I am trying to understand the presence of complex hopping amplitudes in Hubbard-like lattice models. The hopping term features the so called "Peierls phase": $$ - t\sum_{j=1}^L \left( c_{j+1}^\dagger c_{j} e^{+i\frac{\Phi}{L}} + c_{j}^\dagger c_{j+1}e^{-i\frac{\Phi}{L}} \right) $$ where $L$ is the number of lattice sites and periodic boundary conditions are assumed, meaning that $j=L+1 \equiv 1$. Hence, we are dealing with a ring lattice.
In Literature, I have read that this hopping terms is what you get if the ring is rotated with angular frequency $\Omega$ , upon transforming from the laboratory frame into the rotating frame. In the latter frame, there is Coriolis force, which is analogous to having a magnetic flux $\Phi=2 \pi m R^2\Omega/\hbar$ through the ring.
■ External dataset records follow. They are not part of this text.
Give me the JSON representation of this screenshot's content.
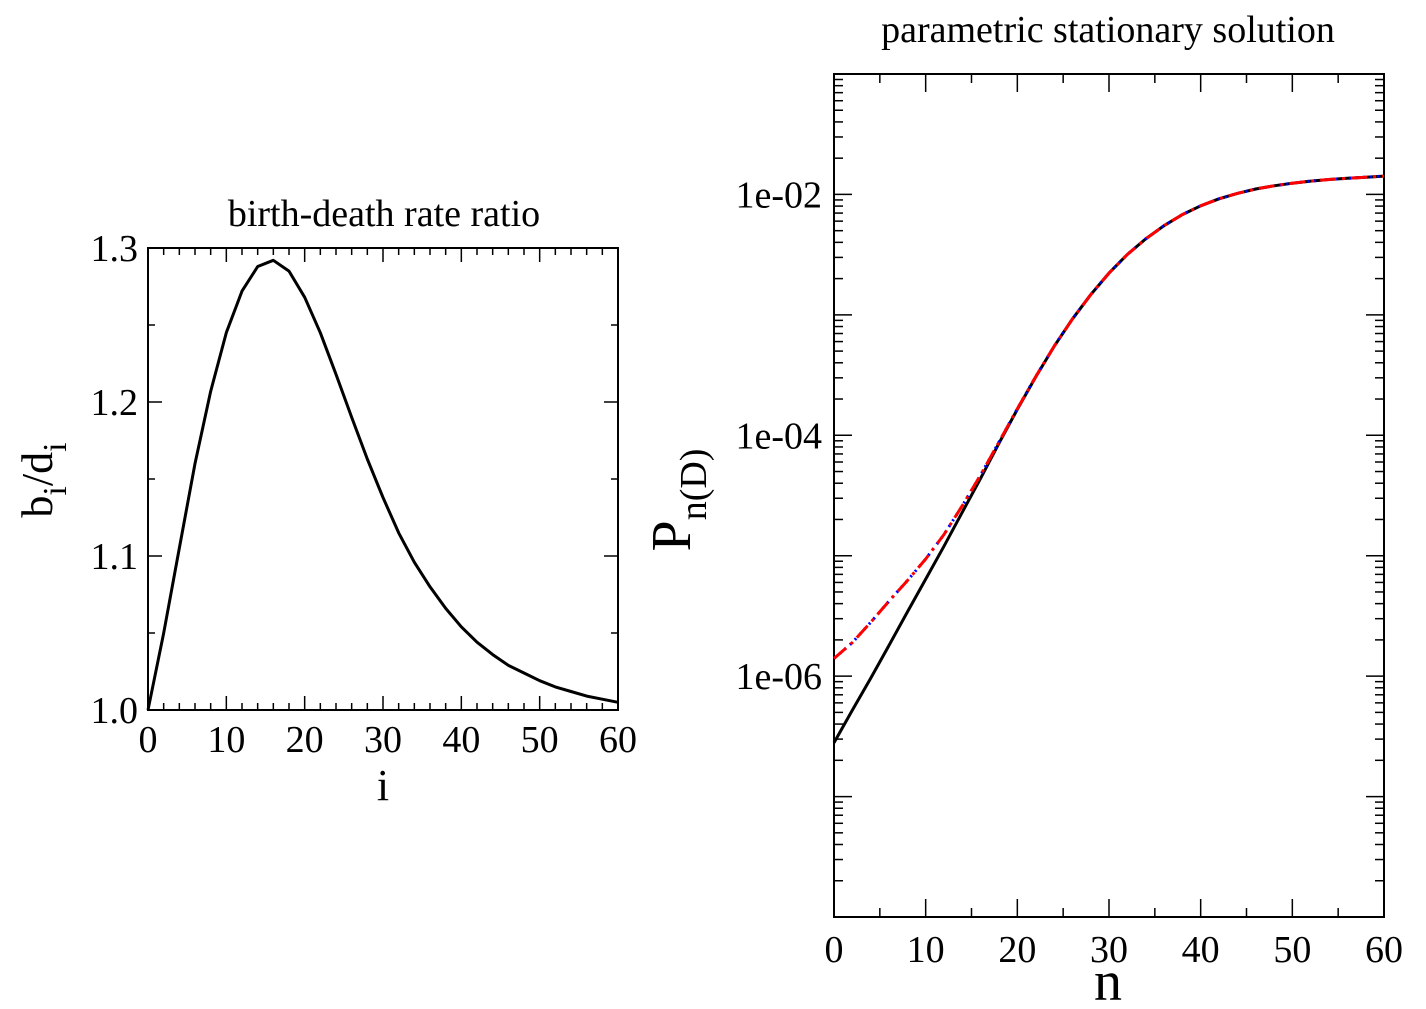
{
  "chart_data": [
    {
      "type": "line",
      "title": "birth-death rate ratio",
      "xlabel": "i",
      "ylabel_main": "b",
      "ylabel_sub1": "i",
      "ylabel_mid": "/d",
      "ylabel_sub2": "i",
      "xlim": [
        0,
        60
      ],
      "ylim": [
        1.0,
        1.3
      ],
      "xticks": [
        "0",
        "10",
        "20",
        "30",
        "40",
        "50",
        "60"
      ],
      "yticks": [
        "1.0",
        "1.1",
        "1.2",
        "1.3"
      ],
      "grid": false,
      "series": [
        {
          "color": "#000000",
          "style": "solid",
          "x": [
            0,
            2,
            4,
            6,
            8,
            10,
            12,
            14,
            16,
            18,
            20,
            22,
            24,
            26,
            28,
            30,
            32,
            34,
            36,
            38,
            40,
            42,
            44,
            46,
            48,
            50,
            52,
            54,
            56,
            58,
            60
          ],
          "y": [
            1.0,
            1.05,
            1.105,
            1.16,
            1.207,
            1.245,
            1.272,
            1.288,
            1.292,
            1.285,
            1.268,
            1.245,
            1.218,
            1.19,
            1.163,
            1.138,
            1.115,
            1.096,
            1.08,
            1.066,
            1.054,
            1.044,
            1.036,
            1.029,
            1.024,
            1.019,
            1.015,
            1.012,
            1.009,
            1.007,
            1.005
          ]
        }
      ]
    },
    {
      "type": "line",
      "title": "parametric stationary solution",
      "xlabel": "n",
      "ylabel_main": "P",
      "ylabel_sub": "n(D)",
      "xlim": [
        0,
        60
      ],
      "ylim": [
        1e-08,
        0.1
      ],
      "yscale": "log",
      "xticks": [
        "0",
        "10",
        "20",
        "30",
        "40",
        "50",
        "60"
      ],
      "yticks": [
        {
          "value": 1e-06,
          "label": "1e-06"
        },
        {
          "value": 0.0001,
          "label": "1e-04"
        },
        {
          "value": 0.01,
          "label": "1e-02"
        }
      ],
      "grid": false,
      "series": [
        {
          "color": "#000000",
          "style": "solid",
          "x": [
            0,
            2,
            4,
            6,
            8,
            10,
            12,
            14,
            16,
            18,
            20,
            22,
            24,
            26,
            28,
            30,
            32,
            34,
            36,
            38,
            40,
            42,
            44,
            46,
            48,
            50,
            52,
            54,
            56,
            58,
            60
          ],
          "y": [
            2.8e-07,
            5.2e-07,
            9.6e-07,
            1.8e-06,
            3.4e-06,
            6.4e-06,
            1.2e-05,
            2.3e-05,
            4.4e-05,
            8.6e-05,
            0.000164,
            0.000305,
            0.000545,
            0.00092,
            0.00147,
            0.00222,
            0.00317,
            0.00427,
            0.0055,
            0.0068,
            0.00805,
            0.0092,
            0.0102,
            0.0111,
            0.0118,
            0.0124,
            0.0129,
            0.0133,
            0.0136,
            0.0139,
            0.0142
          ]
        },
        {
          "color": "#0000ff",
          "style": "dotted",
          "x": [
            0,
            2,
            4,
            6,
            8,
            10,
            12,
            14,
            16,
            18,
            20,
            22,
            24,
            26,
            28,
            30,
            32,
            34,
            36,
            38,
            40,
            42,
            44,
            46,
            48,
            50,
            52,
            54,
            56,
            58,
            60
          ],
          "y": [
            1.4e-06,
            1.9e-06,
            2.8e-06,
            4.2e-06,
            6.2e-06,
            9.4e-06,
            1.5e-05,
            2.6e-05,
            4.7e-05,
            8.8e-05,
            0.000166,
            0.000307,
            0.000546,
            0.00092,
            0.00147,
            0.00222,
            0.00317,
            0.00427,
            0.0055,
            0.0068,
            0.00805,
            0.0092,
            0.0102,
            0.0111,
            0.0118,
            0.0124,
            0.0129,
            0.0133,
            0.0136,
            0.0139,
            0.0142
          ]
        },
        {
          "color": "#ff0000",
          "style": "dash-dot",
          "x": [
            0,
            2,
            4,
            6,
            8,
            10,
            12,
            14,
            16,
            18,
            20,
            22,
            24,
            26,
            28,
            30,
            32,
            34,
            36,
            38,
            40,
            42,
            44,
            46,
            48,
            50,
            52,
            54,
            56,
            58,
            60
          ],
          "y": [
            1.4e-06,
            1.9e-06,
            2.8e-06,
            4.2e-06,
            6.2e-06,
            9.4e-06,
            1.5e-05,
            2.6e-05,
            4.7e-05,
            8.8e-05,
            0.000166,
            0.000307,
            0.000546,
            0.00092,
            0.00147,
            0.00222,
            0.00317,
            0.00427,
            0.0055,
            0.0068,
            0.00805,
            0.0092,
            0.0102,
            0.0111,
            0.0118,
            0.0124,
            0.0129,
            0.0133,
            0.0136,
            0.0139,
            0.0142
          ]
        }
      ]
    }
  ]
}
I would like to understand why a rotation is formally equivalent to the presence of a magnetic flux. More specifically: if this magnetic flux $\Phi$ is constant in time, the associated electric field $\vec{E}=-\partial\vec{A}/\partial t$ should be zero, and so there shouldn't be any driving force acting tangentially.